Question

You mount a ball launcher to a car. It points toward the back of the car 39 degrees above the horizontal and launches balloons at 9.7 m/s. When you drive the car straight ahead at 2.2 m/s. Assume the ball is launched from ground level. For the ball, what is the separation between the ball and the car in m when the ball hits the ground?

Answer 1

Answer:

9.4 m

Explanation:

We can use a moving frame of reference with the same speed as the car. From this frame of reference the car doesn't move. The origin is at the back of the car, the positive X axis points back and the positive Y axis points up.

If the ballon is launched at 9.7 m/s at 39 degrees of elevation.

Vx0 = 9.7 * cos(39) = 7.5 m/s

Vy0 = 9.7 * sin(39) = 6.1 m/s

If we ignore air drag, the baloon will be subject only to the acceleration of gravity. We can use the equation of position under constant acceleration.

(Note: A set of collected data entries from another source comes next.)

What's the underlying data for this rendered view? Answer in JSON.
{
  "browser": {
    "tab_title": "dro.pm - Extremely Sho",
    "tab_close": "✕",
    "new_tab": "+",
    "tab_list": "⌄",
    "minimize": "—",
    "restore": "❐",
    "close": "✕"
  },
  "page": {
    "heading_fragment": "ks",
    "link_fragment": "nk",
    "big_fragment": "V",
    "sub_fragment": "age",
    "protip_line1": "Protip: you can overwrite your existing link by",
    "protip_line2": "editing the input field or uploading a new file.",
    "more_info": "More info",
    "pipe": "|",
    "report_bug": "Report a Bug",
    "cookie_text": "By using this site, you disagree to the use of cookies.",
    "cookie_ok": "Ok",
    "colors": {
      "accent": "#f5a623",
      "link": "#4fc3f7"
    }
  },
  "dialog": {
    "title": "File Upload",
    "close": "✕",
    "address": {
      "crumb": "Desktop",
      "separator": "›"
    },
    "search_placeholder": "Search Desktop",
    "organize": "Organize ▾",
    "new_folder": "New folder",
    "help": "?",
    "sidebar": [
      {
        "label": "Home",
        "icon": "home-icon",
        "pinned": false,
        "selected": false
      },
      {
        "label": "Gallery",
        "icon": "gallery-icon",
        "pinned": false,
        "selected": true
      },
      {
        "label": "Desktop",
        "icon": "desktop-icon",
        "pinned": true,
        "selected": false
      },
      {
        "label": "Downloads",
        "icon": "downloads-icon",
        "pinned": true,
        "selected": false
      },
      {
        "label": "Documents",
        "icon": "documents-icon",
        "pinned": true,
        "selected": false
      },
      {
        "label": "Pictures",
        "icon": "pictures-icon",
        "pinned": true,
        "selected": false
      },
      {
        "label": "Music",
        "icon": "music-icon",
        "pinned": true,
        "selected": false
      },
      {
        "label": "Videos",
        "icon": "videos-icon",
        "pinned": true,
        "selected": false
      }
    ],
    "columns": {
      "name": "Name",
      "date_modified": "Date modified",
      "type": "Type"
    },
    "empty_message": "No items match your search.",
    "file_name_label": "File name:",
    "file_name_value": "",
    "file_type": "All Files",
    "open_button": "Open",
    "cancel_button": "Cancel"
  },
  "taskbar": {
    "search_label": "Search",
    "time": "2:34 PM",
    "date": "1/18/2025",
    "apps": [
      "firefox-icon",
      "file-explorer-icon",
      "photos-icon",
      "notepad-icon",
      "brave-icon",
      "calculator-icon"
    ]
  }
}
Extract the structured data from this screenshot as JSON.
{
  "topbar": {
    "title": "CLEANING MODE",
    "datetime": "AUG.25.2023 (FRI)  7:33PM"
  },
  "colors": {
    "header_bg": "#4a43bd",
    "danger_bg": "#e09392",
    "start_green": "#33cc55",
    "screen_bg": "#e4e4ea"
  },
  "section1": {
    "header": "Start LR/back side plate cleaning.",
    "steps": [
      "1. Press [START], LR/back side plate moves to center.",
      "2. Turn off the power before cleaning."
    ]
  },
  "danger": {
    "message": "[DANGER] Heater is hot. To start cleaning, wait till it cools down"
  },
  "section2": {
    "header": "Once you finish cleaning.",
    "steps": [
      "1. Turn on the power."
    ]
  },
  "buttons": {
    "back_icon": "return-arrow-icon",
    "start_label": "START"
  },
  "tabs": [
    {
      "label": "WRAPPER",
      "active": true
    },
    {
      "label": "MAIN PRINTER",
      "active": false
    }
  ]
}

Y(t) = Y0 + Vy0 * t + 1/2 * a * t^2

Y0 = 0

a = -9.81 m/s^2

It will fall when Y(t) = 0

0 = 6.1 * t - 4.9 * t^2

0 = t * (6.1 - 4.9 * t)

t1 = 0 (this is when the balloon was launched)

0 = 6.1 - 4.9 * t2

4.9 * t2 = 6.1

t2 = 6.1 / 4.9 = 1.25 s

The distance from the car will be the horizonta distance it travelled in that time

X(t) = X0 + Vx0 * t

X(1.25) = 7.5 * 1.25 = 9.4 m